Much more damaging is the fact that Mitchell has simply never been as sharp a political lyricist as she is a personal one. At best, her messages are merely banal; on “Fiction,” for example, she makes the not-so-shocking point that the media presents a constructed version of reality: “Elusive dreams and vague desires/ Fanned to fiery needs by golden boys/ In ad empires.” But at worst, they’re embarrassingly clueless; on “Ethiopia” she sings, with apparent sincerity, directly to the residents of the famine-stricken country: “Every Sunday on TV… You suffer with such dignity.”
The album’s nadir—and perhaps Mitchell’s as a songwriter—is “The Three Great Stimulants”: a six-minute dirge that manages to be both portentous and pretentious, with lyrics that feel less like Mitchell’s customarily transcendent poetry and more like a rambling, po-faced sermon. The year after Dog Eat Dog, Mitchell would famously open her set at Amnesty International’s Conspiracy of Hope benefit with an acoustic version of this song, which is when the restless crowd began throwing things at the stage: Inexcusable behavior, but not inexplicable.
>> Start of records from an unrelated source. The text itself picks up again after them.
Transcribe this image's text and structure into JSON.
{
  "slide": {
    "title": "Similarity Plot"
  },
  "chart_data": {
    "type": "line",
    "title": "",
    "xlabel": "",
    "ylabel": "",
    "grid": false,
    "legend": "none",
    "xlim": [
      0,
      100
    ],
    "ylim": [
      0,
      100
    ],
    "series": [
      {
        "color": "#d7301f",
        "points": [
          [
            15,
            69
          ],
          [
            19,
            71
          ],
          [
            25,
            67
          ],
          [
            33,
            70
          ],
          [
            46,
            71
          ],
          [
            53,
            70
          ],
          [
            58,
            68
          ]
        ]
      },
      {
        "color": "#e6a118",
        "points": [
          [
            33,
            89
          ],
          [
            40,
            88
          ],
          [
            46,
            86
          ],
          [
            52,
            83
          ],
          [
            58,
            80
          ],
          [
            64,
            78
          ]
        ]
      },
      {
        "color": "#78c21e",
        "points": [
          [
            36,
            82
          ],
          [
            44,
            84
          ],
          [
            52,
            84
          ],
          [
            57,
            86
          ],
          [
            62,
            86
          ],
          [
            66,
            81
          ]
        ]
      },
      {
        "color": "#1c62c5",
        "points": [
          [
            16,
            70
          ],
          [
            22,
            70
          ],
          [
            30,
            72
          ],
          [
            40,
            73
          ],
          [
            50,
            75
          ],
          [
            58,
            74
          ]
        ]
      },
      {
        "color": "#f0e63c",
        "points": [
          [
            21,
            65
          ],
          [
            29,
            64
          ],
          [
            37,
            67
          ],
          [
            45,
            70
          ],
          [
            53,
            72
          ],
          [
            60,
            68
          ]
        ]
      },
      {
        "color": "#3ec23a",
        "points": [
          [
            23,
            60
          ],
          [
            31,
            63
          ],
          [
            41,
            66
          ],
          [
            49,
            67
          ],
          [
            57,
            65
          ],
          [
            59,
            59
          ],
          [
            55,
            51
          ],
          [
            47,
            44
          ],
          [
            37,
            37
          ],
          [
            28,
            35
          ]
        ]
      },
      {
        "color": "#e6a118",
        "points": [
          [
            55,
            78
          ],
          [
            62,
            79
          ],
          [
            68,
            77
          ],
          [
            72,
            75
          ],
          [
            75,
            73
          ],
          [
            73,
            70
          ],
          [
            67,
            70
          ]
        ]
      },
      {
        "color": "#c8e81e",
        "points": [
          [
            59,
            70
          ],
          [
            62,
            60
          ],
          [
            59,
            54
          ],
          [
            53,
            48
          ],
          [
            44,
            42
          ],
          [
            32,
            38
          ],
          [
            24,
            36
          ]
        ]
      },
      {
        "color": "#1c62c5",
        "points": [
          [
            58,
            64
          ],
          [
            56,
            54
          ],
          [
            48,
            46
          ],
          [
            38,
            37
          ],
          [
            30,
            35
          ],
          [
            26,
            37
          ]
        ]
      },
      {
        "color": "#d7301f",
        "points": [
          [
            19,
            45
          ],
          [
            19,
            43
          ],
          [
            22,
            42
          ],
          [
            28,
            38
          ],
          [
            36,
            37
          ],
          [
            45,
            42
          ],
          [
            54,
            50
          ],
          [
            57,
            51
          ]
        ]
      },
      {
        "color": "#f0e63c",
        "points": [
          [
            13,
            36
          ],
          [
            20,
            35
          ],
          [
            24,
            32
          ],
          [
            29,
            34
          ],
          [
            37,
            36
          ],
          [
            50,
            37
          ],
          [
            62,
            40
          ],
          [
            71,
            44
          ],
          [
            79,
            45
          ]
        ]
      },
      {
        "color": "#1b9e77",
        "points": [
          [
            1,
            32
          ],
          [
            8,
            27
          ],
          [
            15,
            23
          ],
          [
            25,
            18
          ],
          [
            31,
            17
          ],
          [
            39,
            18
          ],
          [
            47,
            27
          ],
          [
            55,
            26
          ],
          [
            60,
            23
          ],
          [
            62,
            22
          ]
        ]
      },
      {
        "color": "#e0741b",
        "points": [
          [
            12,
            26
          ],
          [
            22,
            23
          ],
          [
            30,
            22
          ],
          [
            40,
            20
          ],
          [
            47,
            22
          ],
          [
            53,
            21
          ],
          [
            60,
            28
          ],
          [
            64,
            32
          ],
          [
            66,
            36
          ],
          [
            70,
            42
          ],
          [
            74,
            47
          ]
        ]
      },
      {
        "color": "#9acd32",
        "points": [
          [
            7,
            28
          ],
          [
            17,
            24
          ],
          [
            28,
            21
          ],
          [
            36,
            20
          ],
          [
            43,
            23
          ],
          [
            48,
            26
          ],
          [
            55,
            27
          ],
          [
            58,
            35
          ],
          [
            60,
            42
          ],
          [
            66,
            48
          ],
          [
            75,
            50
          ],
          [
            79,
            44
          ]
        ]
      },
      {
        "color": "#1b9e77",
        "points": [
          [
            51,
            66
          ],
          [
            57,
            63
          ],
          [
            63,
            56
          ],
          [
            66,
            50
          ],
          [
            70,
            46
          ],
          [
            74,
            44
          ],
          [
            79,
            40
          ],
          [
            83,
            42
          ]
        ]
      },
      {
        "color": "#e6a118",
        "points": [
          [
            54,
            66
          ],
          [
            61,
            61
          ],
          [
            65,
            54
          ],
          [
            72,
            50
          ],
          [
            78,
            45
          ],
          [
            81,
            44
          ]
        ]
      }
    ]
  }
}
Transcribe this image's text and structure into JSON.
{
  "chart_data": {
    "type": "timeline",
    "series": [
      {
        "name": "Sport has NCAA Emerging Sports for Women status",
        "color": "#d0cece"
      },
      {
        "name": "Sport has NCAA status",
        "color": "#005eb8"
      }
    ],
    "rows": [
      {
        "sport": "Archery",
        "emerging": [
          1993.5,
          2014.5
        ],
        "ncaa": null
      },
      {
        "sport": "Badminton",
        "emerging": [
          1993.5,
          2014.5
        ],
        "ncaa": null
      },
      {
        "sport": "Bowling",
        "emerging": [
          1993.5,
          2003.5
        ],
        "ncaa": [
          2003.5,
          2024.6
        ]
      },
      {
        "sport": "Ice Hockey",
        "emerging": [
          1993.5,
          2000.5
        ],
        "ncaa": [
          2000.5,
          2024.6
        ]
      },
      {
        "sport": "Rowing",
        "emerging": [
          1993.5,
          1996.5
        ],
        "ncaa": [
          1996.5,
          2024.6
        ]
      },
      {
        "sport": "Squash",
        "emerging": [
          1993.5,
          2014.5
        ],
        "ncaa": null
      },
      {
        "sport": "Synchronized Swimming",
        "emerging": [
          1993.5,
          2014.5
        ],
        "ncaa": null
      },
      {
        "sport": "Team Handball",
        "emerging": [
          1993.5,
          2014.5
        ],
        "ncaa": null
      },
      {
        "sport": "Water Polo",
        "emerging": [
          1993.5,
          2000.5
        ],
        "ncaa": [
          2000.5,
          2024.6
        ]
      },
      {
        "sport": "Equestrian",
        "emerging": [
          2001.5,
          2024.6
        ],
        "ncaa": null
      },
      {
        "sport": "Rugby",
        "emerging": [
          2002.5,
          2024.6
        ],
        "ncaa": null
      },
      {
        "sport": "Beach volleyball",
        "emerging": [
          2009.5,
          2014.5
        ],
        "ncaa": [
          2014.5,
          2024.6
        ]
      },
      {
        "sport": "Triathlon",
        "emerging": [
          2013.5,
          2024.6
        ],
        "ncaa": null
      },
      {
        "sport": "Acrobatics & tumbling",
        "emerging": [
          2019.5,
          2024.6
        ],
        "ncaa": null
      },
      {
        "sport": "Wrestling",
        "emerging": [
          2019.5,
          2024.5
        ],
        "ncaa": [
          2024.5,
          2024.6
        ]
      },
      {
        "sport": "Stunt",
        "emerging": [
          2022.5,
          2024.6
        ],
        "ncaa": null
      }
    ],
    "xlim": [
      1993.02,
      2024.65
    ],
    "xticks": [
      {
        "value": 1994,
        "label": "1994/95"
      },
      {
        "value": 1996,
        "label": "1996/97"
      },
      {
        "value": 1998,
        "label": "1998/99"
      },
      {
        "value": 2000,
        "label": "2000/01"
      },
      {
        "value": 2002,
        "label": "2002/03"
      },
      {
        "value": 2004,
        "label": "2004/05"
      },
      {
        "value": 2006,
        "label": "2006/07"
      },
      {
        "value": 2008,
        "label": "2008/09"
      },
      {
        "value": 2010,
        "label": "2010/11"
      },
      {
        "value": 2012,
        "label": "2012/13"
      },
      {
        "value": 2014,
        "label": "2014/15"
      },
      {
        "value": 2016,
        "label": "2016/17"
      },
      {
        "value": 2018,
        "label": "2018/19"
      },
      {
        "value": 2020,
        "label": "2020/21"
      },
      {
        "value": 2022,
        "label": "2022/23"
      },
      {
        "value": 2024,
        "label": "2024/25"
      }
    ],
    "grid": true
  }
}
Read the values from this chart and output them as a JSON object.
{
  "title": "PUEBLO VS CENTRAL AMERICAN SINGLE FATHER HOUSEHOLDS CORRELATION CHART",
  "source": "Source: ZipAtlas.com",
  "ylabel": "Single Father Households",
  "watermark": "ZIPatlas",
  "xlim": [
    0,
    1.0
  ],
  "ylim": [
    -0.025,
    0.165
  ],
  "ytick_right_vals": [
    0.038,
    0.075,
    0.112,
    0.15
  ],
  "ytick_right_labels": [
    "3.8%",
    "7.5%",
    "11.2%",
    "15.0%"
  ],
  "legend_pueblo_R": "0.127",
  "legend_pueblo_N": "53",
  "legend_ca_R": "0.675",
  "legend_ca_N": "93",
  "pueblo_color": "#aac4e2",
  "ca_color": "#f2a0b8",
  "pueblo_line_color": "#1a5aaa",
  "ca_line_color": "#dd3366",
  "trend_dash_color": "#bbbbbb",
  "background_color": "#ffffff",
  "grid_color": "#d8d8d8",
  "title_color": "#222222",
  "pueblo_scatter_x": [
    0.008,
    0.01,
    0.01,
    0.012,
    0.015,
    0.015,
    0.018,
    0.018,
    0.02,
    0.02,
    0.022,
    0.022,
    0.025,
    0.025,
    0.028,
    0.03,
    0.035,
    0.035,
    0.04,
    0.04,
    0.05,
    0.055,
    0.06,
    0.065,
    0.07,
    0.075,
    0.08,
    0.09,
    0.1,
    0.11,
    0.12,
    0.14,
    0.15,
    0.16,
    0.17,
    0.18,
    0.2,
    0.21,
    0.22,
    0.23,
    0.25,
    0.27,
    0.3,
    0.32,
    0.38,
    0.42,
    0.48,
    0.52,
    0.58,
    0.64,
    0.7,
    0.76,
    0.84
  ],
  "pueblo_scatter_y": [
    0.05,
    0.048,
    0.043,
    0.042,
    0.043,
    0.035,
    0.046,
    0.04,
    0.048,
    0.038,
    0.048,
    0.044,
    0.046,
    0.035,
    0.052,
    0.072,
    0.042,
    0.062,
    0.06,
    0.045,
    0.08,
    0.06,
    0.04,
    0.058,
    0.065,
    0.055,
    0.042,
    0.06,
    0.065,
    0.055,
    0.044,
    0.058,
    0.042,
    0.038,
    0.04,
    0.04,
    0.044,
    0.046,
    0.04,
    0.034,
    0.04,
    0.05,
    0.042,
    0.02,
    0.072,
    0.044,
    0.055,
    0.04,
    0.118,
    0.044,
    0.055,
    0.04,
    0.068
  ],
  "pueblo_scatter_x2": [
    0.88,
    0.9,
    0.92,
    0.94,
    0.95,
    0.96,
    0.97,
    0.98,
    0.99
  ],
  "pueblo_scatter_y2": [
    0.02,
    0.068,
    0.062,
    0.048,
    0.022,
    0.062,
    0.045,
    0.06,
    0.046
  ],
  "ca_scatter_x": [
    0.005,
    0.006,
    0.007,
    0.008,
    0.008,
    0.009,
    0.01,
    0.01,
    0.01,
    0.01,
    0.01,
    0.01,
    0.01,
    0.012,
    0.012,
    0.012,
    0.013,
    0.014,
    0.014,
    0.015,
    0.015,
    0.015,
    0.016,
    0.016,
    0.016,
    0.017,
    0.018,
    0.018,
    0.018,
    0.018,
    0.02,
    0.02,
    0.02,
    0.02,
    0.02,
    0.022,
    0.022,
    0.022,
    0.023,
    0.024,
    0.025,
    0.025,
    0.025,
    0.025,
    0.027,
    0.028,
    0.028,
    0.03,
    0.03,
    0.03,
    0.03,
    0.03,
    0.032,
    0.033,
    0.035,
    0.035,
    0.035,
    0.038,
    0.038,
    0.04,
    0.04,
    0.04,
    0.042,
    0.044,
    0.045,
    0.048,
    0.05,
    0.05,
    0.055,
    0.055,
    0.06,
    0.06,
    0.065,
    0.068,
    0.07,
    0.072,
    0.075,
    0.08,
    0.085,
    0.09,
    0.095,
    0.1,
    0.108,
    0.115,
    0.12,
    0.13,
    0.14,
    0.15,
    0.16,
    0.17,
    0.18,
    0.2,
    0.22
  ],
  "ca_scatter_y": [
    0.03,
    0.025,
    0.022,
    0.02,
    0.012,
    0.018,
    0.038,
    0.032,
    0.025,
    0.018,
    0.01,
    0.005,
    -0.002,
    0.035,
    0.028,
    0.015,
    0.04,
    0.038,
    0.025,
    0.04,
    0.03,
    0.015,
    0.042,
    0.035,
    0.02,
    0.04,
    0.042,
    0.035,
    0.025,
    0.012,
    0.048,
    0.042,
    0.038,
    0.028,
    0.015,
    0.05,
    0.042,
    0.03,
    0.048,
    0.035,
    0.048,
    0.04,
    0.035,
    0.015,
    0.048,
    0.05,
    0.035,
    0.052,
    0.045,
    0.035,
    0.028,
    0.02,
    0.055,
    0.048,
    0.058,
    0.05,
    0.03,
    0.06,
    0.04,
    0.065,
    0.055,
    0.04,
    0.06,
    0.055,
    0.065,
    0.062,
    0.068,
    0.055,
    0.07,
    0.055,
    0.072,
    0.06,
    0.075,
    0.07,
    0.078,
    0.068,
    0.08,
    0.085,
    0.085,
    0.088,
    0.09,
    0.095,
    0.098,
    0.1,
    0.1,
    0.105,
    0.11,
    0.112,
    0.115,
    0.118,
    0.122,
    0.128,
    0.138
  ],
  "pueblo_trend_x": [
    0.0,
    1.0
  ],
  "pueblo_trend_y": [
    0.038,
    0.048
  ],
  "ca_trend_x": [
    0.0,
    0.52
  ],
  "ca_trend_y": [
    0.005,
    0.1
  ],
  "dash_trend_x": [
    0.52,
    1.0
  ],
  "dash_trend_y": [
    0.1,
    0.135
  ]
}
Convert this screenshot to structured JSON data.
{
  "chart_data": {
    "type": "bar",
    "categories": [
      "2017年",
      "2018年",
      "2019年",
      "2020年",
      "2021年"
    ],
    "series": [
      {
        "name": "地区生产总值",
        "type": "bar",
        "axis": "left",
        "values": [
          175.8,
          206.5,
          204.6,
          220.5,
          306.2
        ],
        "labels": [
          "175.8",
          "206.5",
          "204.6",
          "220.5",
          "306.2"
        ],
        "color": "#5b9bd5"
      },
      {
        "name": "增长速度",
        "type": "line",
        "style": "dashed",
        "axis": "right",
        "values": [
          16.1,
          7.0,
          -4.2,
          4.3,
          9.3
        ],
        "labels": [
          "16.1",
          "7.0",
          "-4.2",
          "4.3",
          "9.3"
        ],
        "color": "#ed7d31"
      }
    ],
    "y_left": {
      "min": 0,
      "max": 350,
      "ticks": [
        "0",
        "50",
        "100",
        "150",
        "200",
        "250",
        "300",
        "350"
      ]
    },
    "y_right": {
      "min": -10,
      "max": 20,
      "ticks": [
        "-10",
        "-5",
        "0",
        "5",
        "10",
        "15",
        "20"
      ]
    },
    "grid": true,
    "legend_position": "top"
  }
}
For all its flaws, Dog Eat Dog is a fascinatingly skewed vision of ‘80s pop that simply needs to be heard to be believed. The last two tracks in particular, “Impossible Dreamer” and “Lucky Girl,” hit upon an intriguing blend of Mitchell’s unique style and the new technologies she’d embraced, with guest Wayne Shorter’s saxophone providing a surprisingly effective counterpoint to the bright synthesizers and electric drums. It’s no coincidence that these less stilted songs are also more in Mitchell’s emotional wheelhouse than the rest of the album: impressionistic, romantic and, in the case of “Lucky Girl,” playful. The album could have used more of all of these things; but the little bit we did get makes it worth hearing nevertheless.